President Trump’s approval ratings are climbing. That may not be a good thing.
For the first time, according to the CNBC All-America Economic Survey, more than half the country approves of President Trump’s handling of the economy.
At the same time, 54 percent of Americans say the economy is “good” or “excellent” — the highest recorded in the poll’s 10-year history. For the first time, the number of people describing the economy as excellent tops those saying it is poor.
As a result, the president’s overall popularity is increasing, to the best level since he entered the Oval Office. The bad news? A plurality of 45 percent approve of the tariffs Trump has slapped on imports such as aluminum and steel; only 38 percent disapprove.
That is worrisome because the president will be emboldened by these soundings, and will likely continue to press a trade battle that is beginning to have real consequences for the economy.
Harley-Davidson made headlines recently when it suggested that in response to increased tariffs on its motorcycles imposed by the EU it might have to move some production out of the U.S. It is one of the first indications that Trump’s trade spat could hurt, not help, American workers; but it isn’t the only one.
European carmakers are hinting that if Trump follows through on threats to raise tariffs on imported cars, they may re-evaluate their sizable commitment to manufacturing in the U.S.
Daimler AG, parent of Mercedes-Benz, stated that retaliatory chargeson its exports to China from its Alabama plant are hurting its bottom line. Wisconsin cheesemakers face stiff import duties now shipping into Mexico.
Evidence is mounting that Trump’s trade battles with friends and foes alike could soon dampen the extraordinary optimism that the president has inspired through lowering taxes and rolling back regulations.
Wall Street’s top economics team at ISI Evercore issued a cautionary note to clients within the past few days, recounting numerous tales of “trade pain” — anecdotal evidence that rising uncertainty about the disputes is causing business managers to suspend expansion plans and delay investments.
In short, President Trump is playing with fire. With his aggressive efforts to level the playing field for American exports, he risks tapping the brakes on an accelerating economy and sideswiping his own improving approval ratings.
As we head toward the midterm elections, it is inconceivable that he and his advisors will allow the trade battle to spiral out of control, but recent headlines have suggested it could happen. That would be a self-inflicted wound of enormous proportions.
Investors are signaling impatience with the president’s combative trade posture. While the underlying momentum of the economy remains on track, rising anxiety about the impact of the trade disputes has led to increased volatility and a market downdraft.
The Dow Jones Industrial Index is off only about 2 percent from the start of the year, but it is down 8 percent from the high reached a few months ago. That drop is in spite of gangbuster earnings gains of roughly 25 percent projected for the second quarter and real GDP growth of better than 3 percent.

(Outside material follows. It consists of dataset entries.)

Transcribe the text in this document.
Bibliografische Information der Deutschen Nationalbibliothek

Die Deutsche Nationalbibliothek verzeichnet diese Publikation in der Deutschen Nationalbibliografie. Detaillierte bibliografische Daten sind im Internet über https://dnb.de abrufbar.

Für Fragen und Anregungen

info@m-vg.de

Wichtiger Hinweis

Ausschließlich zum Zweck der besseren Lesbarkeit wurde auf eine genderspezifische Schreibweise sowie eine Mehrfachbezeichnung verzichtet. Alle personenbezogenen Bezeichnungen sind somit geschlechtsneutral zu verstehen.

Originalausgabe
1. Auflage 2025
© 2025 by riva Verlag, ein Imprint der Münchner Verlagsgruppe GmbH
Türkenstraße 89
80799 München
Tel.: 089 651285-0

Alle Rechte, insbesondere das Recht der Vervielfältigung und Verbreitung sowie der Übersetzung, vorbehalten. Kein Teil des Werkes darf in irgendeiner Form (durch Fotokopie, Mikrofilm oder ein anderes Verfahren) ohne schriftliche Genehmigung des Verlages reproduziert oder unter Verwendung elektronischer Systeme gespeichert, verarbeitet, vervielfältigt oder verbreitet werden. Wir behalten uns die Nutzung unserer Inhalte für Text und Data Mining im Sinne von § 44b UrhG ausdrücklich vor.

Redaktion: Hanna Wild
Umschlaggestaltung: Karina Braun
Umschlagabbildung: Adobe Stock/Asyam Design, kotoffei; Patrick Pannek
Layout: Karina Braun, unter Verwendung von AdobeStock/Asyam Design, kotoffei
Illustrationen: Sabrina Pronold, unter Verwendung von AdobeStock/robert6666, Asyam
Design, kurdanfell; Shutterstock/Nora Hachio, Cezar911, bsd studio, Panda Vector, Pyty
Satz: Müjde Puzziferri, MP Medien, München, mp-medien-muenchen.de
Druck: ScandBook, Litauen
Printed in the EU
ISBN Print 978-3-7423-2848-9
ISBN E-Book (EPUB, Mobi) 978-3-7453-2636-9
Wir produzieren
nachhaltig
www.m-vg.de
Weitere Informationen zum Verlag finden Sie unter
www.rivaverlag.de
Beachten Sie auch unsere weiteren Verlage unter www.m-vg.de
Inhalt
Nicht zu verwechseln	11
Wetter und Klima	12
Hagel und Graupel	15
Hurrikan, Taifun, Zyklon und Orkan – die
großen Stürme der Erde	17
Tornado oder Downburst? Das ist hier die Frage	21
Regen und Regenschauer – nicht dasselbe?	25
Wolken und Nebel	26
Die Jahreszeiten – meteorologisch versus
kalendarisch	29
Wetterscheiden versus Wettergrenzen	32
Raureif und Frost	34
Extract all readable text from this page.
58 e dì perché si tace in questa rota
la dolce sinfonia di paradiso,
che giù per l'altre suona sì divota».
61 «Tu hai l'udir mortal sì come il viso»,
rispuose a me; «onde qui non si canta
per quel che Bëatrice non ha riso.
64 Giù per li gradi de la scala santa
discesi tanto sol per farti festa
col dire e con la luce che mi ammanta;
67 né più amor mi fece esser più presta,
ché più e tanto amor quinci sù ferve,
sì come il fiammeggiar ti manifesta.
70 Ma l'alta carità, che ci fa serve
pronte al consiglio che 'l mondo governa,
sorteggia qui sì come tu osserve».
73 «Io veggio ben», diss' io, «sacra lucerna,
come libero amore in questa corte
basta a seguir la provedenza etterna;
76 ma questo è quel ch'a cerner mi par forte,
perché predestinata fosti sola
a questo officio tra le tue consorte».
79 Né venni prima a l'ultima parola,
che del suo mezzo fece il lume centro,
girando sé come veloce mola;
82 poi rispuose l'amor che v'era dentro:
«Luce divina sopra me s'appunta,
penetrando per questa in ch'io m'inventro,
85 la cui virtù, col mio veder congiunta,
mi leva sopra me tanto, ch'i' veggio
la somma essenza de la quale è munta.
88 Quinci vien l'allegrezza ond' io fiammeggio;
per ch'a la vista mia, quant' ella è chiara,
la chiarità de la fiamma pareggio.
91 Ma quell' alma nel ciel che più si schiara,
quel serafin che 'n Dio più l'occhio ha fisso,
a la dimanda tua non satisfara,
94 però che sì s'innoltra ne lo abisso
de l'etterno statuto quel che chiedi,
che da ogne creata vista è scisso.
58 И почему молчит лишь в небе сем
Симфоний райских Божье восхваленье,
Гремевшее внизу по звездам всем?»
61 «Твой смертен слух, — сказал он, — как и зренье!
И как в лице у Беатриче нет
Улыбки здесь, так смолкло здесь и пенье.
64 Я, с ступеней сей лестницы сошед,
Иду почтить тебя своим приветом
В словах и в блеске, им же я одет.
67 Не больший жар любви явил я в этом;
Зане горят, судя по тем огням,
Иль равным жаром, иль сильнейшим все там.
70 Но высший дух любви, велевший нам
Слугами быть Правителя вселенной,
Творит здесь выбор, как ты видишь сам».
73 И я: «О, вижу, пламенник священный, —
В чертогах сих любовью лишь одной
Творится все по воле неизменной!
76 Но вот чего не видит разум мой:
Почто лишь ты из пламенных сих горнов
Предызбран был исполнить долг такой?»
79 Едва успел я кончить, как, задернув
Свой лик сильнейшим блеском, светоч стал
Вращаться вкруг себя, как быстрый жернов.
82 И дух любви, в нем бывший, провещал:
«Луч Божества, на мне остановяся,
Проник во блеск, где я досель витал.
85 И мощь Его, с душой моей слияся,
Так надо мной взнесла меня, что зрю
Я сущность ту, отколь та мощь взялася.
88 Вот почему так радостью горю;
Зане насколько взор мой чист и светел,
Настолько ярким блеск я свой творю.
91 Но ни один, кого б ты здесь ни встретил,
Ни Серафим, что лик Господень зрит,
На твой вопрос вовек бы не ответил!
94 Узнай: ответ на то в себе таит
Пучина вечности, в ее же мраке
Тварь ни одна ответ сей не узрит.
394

Investors should be applauding those prospects, not wringing their hands over potential damage from trade battles.
While the president’s aggressive push-back against unfair trade policies from the EU and China are long overdue and cheered by supporters, it is alarming that no one has blinked.
Early in the spat with China, Beijing officials appeared willing to grant some relief from tariffs and be somewhat amenable to changing policies to allow American companies greater access. The markets greeted such overtures enthusiastically.
But the Trump White House was not willing to take “yes” for an answer, and the threats, as well as the goods targeted by tariffs, expanded.
China then balked, with President Xi Jinping seemingly deciding that in his country, where saving face is a national pastime, he could not afford to be seen giving in to the pugilistic American president.
In a recent meeting with multinational CEOs, Xi commented that in China it is not the custom to turn the other cheek but rather to “punch back.” This was an alarming message, and investors treated it as such.
Still, there are signs that the dust-up is hurting China’s economy and rattling policymakers. Just recently, Beijing loosened the reserve requirements on Chinese banks, freeing up about $100 billion in capital to spur lending as the economy slows.
This move came in spite of officials’ efforts to reduce the country’s overall debt burden, which now towers at over 2.5 times China’s GDP. A turnabout in the deleveraging push suggests that the administration is worried its 6.5-percent growth target may not be met.
President Trump has taken a cleaver to international trade agreements and norms and correctly so. He is right to challenge the unfair practices that have put American exporters at a disadvantage in dealing with the EU and China and that have helped create a monster trade deficit.
But unless he is able to show progress in the next few months, support for his tariffs and his aggressive trade policy will start to fade. He needs to enlist corporate America’s help in resetting trade relations.
He should also settle for some gains in our trade deals with the EU and bring that block on board to jointly fight China’s widespread cheating and intellectual property theft.
Trump needs a win on trade; he most certainly does not want to tank the economy, with the midterms only months away. A Democrat takeover of the House would undo much of what the president has accomplished and thrust us back into the dreary Obama years.
Some tempering of his trade agenda is a reasonable price to pay for a booming economy and political stability.